A ski buddy of mine was on the lift talking to an 80+ year old guy (instructor/former instructor) about what she had learned in the last lesson she took (quite some time before).  She got off the lift and skied off a ways and he skied up to her and asked if she'd like a few pointers.  She was thrilled.  So he spent about an hour or so helping her and wouldn' t take anything for his kindness.  When she ran into me a little while later, she was raving about how lucky she'd been and how this guy had really helped her!  Not sure how many 80+ instructors/former instructors there are.....but know that your kindness in helping skiers here and there is SO appreciated!!!!

post #6 of 10

This weekend was the MS 150 from Houston to Austin. It's the oldest MS 150 ride in the country(although the Tully ride start in Houston makes the ride 180 miles). I've ridden it 3 times. Time number 2, we were told of the oldest rider, still riding strong at the age of 88. Age is an atitude, you think "old", you are "old". Of course, it helps to stay in shape on your way to an advanced chronologic age....

post #7 of 10
Thread Starter 

 

Quote:
Originally Posted by csavage View Post

This weekend was the MS 150 from Houston to Austin. It's the oldest MS 150 ride in the country(although the Tully ride start in Houston makes the ride 180 miles). I've ridden it 3 times. Time number 2, we were told of the oldest rider, still riding strong at the age of 88. Age is an atitude, you think "old", you are "old". Of course, it helps to stay in shape on your way to an advanced chronologic age....
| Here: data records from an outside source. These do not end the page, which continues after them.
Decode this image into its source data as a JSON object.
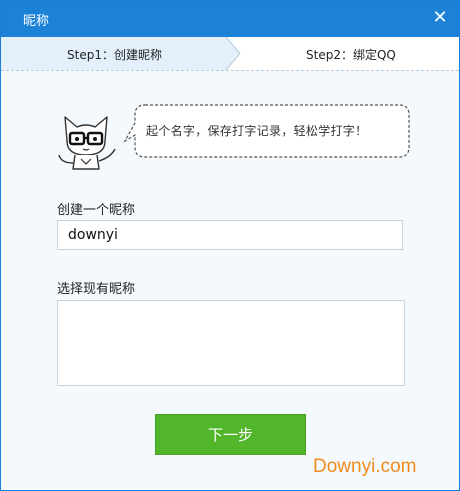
{
  "window": {
    "title": "昵称"
  },
  "steps": {
    "step1": "Step1：创建昵称",
    "step2": "Step2：绑定QQ"
  },
  "bubble": {
    "text": "起个名字，保存打字记录，轻松学打字！"
  },
  "form": {
    "create_label": "创建一个昵称",
    "nickname_value": "downyi",
    "existing_label": "选择现有昵称"
  },
  "buttons": {
    "next": "下一步"
  },
  "watermark": "Downyi.com",
  "colors": {
    "titlebar": "#1b82d8",
    "step_active": "#e3f0fb",
    "next_button": "#52b62b",
    "watermark": "#f08a1d"
  }
}
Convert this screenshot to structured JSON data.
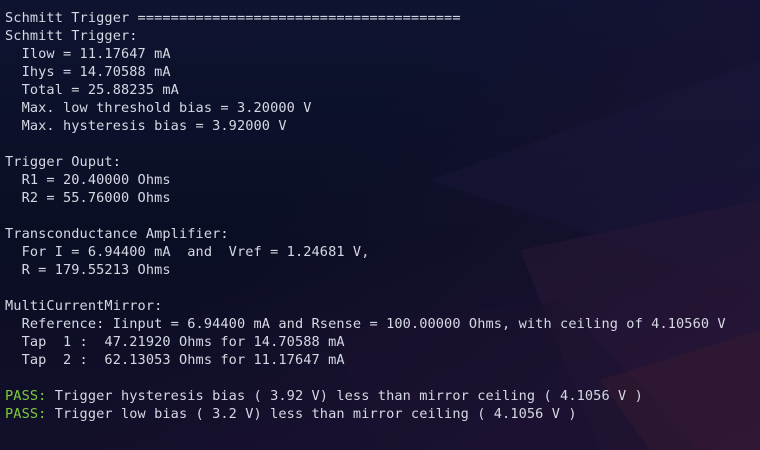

In my line of work I deal with the aged. To say that today's 85 is yesterday's 65 is true.
 

 

Fact is; if you chose to, there is an 80% chance that you will be skiing at 80 or beyond. But you have to make choices at 50 or 60. Or earlier. Nutrition, physical activity, mental activity, socialization and a positive mindset.

 

While it is true that one can experience a life altering event (stroke, accident or cancer) the rest of us can stay active by choice and effort.

 

I think that someone who says "I'll probably be too old to ski at 65" will indeed be so.

 

 

post #8 of 10

I think this has probably been posted before, but here is a link about Sunshine's Trapper Jerry.

 

http://www.edmontonsun.com/SpecialSections/SnowScene/2009/02/19/8453936.html

post #9 of 10

 

Morrning of March 26, 2009 ~ 8:00am local

4 Friends, Midwesr Patrollers, members of Team Tuesday and mature, Just on a Utah vacation

Left to Right: Age 65, Age 64, Age 75. Age <61>

 

Afternoon of March 26,2009: Look closely at bottom left corner of pic - age 64 is leading the way for age 65, I'm either resting or stopped to take a picture, huh, I can't remember, but I can still ski.

post #10 of 10

 

my dad is 69 and can out ski me easily.

 

now, he's got 30 years of skiing over me and i have about 100 days total since i started skiing in 2002; but i'd have thought i'd be close to his level by now.